The change will bring Northern Ireland into line with the rest of the UK "to provide a consistent and co-ordinated response to the threat from terrorism, including from international terrorist groups such as al-Qaeda".

Despite SDLP insistence to the contrary, British officials say the change is a natural development from the Patten Commission reforms of the police in Northern Ireland.

Friday's paper also describes it as being in preparation for the eventual devolution of some policing and justice powers to the Northern Ireland Assembly.

While many PSNI officers reportedly fear an inevitable "mission creep" by the Security Service, Annex E says "new integrated working arrangements - the first such approach in the UK - will strengthen the PSNI's criminal intelligence capability".

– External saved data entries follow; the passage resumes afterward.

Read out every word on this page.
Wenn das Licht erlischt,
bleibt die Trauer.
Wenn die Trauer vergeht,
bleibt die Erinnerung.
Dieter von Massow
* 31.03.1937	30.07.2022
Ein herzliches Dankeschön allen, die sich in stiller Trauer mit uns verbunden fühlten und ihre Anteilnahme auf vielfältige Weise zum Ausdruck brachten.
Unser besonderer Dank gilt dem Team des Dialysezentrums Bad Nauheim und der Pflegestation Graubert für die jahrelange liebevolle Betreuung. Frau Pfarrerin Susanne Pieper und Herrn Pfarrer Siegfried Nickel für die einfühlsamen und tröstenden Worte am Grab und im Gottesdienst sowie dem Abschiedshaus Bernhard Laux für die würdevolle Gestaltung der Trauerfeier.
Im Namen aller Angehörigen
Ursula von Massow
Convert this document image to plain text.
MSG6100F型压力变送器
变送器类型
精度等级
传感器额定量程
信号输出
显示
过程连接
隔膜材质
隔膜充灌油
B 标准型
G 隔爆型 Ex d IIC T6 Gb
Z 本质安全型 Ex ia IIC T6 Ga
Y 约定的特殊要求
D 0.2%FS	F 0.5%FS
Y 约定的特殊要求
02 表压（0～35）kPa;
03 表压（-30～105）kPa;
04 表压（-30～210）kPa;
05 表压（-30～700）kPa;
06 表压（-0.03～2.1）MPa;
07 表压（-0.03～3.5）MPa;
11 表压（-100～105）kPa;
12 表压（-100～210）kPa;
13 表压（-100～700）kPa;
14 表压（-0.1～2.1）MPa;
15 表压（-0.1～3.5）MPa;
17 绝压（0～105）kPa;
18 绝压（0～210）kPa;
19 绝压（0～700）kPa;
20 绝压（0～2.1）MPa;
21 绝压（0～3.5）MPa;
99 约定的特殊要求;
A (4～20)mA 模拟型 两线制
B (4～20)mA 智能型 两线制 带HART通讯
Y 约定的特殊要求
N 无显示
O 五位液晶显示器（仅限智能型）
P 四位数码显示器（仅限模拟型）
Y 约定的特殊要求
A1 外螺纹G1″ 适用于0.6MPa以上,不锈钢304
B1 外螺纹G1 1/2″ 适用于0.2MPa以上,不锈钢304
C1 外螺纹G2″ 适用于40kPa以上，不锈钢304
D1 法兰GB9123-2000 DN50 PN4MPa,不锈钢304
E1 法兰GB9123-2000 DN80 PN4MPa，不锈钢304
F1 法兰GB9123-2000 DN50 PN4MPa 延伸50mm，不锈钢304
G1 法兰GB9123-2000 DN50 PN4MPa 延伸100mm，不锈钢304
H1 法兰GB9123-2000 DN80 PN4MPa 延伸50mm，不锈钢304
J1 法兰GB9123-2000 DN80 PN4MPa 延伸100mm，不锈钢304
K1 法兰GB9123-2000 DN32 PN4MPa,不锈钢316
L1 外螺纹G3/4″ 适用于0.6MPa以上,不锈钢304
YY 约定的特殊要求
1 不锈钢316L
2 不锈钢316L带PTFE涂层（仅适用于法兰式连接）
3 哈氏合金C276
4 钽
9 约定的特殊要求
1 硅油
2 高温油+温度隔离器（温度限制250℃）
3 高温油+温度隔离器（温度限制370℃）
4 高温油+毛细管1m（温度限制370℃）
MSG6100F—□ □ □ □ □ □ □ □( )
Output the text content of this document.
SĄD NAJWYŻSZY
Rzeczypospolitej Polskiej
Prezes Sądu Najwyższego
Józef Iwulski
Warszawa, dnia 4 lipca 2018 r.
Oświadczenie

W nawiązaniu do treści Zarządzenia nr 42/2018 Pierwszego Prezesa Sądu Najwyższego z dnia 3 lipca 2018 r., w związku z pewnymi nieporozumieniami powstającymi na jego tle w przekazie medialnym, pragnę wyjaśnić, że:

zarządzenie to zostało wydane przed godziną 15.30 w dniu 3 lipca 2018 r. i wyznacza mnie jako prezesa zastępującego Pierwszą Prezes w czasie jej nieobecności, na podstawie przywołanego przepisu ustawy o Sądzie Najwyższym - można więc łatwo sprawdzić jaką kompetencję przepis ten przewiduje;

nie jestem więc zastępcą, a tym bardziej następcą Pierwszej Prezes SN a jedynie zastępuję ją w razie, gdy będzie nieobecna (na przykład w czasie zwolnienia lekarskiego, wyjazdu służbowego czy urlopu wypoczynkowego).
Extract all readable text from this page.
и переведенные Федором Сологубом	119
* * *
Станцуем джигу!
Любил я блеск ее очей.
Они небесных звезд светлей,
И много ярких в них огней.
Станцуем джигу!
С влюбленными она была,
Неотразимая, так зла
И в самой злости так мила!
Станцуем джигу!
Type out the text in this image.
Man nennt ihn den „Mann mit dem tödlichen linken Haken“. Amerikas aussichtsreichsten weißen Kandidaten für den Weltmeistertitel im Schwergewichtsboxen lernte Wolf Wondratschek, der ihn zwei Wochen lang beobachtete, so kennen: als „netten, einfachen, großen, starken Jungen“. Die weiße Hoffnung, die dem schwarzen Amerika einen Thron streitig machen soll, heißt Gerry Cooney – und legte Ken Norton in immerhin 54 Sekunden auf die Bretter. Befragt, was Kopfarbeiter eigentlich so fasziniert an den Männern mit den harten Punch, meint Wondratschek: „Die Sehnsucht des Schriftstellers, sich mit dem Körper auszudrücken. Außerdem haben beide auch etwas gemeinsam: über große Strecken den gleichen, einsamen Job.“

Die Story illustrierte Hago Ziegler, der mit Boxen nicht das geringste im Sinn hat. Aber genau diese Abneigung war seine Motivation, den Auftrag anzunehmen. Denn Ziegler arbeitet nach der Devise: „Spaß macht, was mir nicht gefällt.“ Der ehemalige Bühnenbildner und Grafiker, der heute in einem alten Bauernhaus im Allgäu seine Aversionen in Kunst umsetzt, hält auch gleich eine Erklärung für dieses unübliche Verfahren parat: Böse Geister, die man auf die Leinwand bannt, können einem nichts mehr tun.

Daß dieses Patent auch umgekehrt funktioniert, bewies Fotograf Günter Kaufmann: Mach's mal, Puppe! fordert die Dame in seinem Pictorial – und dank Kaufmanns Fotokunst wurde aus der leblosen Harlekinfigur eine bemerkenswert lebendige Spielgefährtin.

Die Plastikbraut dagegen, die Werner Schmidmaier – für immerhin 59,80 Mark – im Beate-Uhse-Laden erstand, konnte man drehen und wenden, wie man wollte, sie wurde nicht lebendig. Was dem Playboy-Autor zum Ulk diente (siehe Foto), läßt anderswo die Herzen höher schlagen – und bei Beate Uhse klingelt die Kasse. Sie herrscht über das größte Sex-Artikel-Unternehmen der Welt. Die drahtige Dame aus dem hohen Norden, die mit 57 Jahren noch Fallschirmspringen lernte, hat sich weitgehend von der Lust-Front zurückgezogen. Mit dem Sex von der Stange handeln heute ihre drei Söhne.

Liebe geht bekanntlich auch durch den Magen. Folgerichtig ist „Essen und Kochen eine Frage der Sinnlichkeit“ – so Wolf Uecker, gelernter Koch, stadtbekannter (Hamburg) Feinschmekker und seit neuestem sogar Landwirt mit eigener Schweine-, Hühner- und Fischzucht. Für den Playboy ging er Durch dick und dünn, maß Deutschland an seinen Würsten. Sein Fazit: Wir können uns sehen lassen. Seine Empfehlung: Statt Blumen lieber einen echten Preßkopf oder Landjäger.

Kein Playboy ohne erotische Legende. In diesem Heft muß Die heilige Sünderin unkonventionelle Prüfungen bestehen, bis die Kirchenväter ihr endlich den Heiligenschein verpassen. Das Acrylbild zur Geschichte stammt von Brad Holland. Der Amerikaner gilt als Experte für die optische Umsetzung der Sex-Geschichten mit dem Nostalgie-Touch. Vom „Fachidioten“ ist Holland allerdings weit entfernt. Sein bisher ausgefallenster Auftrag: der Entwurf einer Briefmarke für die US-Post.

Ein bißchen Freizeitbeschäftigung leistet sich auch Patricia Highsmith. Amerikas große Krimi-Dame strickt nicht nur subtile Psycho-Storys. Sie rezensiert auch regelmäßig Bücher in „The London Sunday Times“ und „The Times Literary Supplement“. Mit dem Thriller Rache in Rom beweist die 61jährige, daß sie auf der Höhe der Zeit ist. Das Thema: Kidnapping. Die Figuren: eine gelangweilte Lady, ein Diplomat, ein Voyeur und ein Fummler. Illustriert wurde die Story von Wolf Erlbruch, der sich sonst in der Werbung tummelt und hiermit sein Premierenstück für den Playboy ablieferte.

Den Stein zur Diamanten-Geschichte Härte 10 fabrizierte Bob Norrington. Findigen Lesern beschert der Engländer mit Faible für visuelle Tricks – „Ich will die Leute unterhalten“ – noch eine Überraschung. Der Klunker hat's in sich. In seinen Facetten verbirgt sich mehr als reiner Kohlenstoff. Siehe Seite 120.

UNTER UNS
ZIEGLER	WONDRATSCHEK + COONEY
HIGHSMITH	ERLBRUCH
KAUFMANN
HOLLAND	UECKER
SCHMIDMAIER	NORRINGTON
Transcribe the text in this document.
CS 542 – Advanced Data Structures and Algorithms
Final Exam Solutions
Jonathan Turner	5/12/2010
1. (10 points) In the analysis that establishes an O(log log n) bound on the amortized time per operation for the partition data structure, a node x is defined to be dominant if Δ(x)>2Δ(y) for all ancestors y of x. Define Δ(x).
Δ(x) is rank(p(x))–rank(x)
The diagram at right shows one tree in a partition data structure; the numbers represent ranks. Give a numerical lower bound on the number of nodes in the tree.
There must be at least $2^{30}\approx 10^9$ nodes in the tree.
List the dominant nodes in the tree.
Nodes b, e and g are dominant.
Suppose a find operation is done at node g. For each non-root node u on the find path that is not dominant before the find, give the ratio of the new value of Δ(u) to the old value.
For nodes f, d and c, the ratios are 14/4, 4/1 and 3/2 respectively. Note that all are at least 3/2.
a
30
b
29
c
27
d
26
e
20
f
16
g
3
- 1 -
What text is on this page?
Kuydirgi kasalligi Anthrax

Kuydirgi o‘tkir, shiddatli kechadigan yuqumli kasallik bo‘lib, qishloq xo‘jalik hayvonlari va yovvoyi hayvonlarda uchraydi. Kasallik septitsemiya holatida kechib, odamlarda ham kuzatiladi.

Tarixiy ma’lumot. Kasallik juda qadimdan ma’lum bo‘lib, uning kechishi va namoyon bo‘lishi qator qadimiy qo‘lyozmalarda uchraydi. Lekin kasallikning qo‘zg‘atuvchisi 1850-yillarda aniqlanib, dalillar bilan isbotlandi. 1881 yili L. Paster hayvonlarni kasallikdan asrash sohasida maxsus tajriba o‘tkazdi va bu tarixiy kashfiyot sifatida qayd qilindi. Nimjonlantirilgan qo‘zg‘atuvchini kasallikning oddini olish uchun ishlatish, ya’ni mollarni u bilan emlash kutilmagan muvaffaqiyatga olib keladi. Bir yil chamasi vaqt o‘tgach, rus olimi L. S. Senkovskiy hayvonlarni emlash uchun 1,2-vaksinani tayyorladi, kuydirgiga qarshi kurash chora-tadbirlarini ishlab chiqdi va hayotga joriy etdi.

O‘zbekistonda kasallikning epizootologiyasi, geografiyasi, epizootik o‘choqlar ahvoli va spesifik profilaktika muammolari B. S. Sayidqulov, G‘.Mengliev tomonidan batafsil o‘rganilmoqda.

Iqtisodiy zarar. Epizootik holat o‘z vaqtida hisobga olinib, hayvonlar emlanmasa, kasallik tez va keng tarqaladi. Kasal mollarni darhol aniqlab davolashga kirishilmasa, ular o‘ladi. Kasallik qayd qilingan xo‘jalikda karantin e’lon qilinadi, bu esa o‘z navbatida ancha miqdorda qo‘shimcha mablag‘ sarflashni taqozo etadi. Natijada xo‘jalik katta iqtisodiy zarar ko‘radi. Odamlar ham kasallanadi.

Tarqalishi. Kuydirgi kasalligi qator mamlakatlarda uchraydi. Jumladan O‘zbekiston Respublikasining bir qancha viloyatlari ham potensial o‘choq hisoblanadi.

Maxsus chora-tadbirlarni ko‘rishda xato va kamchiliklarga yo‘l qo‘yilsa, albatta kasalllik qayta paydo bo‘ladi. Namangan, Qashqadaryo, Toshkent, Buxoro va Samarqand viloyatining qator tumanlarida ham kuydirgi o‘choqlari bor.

This is because "PSNI officers will be co-located with Security Service personnel, and will work in a variety of roles, including as intelligence analysts/advisers and for the purpose of translating intelligence into executive action".

The paper goes on: "These arrangements are designed precisely for the purpose of ensuring that intelligence is shared and properly directed within the PSNI. Integration of personnel in this way is an essential protection against concerns that some intelligence would not be visible to the PSNI."

The paper stresses that "there will be no diminution in police accountability"; that the role of the Policing Board and the Police Ombudsman vis a vis the police will not change; and that police officers working with the Security Service in whatever capacity "will remain accountable to the chief constable and under the oversight of the Police Ombudsman".

Under the arrangements "the great majority of national security agents will be run by the PSNI, under the strategic direction of MI5".

MI5 "will continue to run directly a small number of agents who are authorised to obtain information in the interests of national security, as distinct from countering criminality."